Several times a year I get invited to speak various places ranging from local churches to high school chapels to conferences to youth retreats. I enjoy speaking and view these invitations as real opportunities, but with these opportunities come temptations. Each of the five temptations I list below is something I struggle with, often times all at once. I am not positive all speakers wrestle with these, but I know human nature well enough to guess they do in one way or another.

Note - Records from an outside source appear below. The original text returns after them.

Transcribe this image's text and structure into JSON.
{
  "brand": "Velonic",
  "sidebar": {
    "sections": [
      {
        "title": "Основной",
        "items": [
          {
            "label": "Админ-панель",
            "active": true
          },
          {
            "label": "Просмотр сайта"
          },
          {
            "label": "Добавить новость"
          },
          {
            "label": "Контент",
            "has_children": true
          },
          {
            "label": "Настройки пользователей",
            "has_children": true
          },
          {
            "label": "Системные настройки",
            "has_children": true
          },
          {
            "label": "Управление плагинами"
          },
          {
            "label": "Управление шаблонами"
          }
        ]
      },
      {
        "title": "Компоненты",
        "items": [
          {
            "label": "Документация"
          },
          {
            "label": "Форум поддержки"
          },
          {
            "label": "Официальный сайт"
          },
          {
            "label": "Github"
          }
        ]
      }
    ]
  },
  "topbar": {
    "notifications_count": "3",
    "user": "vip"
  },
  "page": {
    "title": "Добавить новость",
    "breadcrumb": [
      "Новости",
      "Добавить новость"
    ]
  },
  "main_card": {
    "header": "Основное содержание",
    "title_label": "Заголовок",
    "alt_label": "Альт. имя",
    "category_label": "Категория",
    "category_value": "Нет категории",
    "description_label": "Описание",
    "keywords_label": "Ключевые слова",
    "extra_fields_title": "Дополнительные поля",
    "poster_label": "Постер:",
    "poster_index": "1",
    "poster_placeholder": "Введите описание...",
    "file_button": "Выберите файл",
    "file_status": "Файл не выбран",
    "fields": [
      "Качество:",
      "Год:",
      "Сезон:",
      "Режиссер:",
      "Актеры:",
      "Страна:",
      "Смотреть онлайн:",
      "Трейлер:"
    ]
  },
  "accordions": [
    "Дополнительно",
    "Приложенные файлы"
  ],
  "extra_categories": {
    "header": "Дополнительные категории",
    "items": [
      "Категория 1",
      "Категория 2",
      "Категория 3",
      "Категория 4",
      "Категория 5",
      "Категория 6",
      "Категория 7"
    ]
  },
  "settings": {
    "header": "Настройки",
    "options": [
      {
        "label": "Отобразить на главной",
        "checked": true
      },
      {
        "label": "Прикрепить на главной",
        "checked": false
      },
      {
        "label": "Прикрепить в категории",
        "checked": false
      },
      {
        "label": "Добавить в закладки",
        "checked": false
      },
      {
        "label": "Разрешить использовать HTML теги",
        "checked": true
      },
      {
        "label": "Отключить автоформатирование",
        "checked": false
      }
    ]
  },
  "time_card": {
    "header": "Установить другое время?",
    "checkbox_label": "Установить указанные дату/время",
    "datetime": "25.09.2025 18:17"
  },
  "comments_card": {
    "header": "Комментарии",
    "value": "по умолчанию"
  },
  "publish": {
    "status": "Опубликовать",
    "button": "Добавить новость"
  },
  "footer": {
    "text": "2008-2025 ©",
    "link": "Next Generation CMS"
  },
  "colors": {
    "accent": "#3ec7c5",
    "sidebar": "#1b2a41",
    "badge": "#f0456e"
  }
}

1) I believe I need to hit a home run.
Swing for the fences. That’s what my ego says. Crush it. Leave them dazzled and dazed. But here’s the thing: I am not a very dazzling speaker, and neither are most speakers. To continue the metaphor, I am a singles and doubles hitter (and so are most speakers). If I try to hit a homer I will swing and miss as often as not. I need to resist this temptation and simply do what I am capable of as well as I can do it. I need to be faithful, to be clear, to be truthful. I need to put a good swing on it and make solid contact – that’s what God gave me the ability to do. Maybe God will carry the ball over the fence, but I should not swing for that.
2) I believe I need to reflect my audience.
They are students, so be relevant and cool. They are pastors, so be knowledgeable. They are artists so be creative. It’s one thing, a good thing, to be conscientious about whom I speak to, but I cannot let that change who I am. Within reason, I can change my language or my jokes or my terminology to connect with an audience. But connecting and reflecting aren’t the same. I am not my audience. If I lose myself, my style, and my gifts trying to reflect them I will lose them too.
3) I believe I need to impress my fellow speakers.
Sometimes I get to share the stage with impressive people – authors, pastors, artists – which means they’re in the audience when I get up to speak. It is incredibly tempting to keep an eye on their head nods and note-taking for affirmation. As if they matter more than the listener in the sixth row. It is incredibly tempting to gauge the “success” of a message by the adulation of stage-mates rather than the faithfulness and clarity of the message itself. And it is incredibly tempting to feel proud or validated simply because my name appeared in the same speaker lineup as theirs. None of this has any bearing on the words, the truth, the benefit of a message I give, and to be caught up in it is to aim at the wrong target.
4) I believe I don’t belong.
The imposter syndrome is something most speakers, authors, performers, or artists wrestle with at some level. I do all the time. It is the fear that I will be “found out” – that we were invited by mistake, and if they really knew who I was or what I was (and wasn’t) capable of they would be horrified. I’m not talented enough. I’m too inexperienced. I’m too sinful. I simply don’t belong, especially not alongside all these super gifted, godly people.
This fear will deflate a speaker and a message. It will steal vitality and hope. And it will heighten the first three temptations to gargantuan size because I feel the need to make up for my lack of belonging. The reality is, I was invited for a reason – something I wrote or said gave them reason to believe I could help this audience. God put me on that stage in front of those people, so I simply need to go serve, to speak as well as I can in the time I am given. If He wants me there then it is not a mistake.
5) I believe I do belong.
Just as tempting as it is to feel like an imposter it may be more tempting to feel legitimate – like I am a bona fide speaker. I do belong alongside these talented people. This audience needs me. These event planners made a grand choice by inviting me.
The moment I stop being a little surprised and thankful for being invited to speak is the moment I should stop accepting invitations. It means I think I belong, like I deserve to be asked, like I have something to offer. It means that I have begun seeing myself as a half step above my audience as if I live on a stage and they live below. This temptation is real. Pride is insidious, even in ministry. No one is worthy of the stage; God has given some the ability and opportunity to speak from it. And when we are done we should step down and re-take our place on the ground where we belong.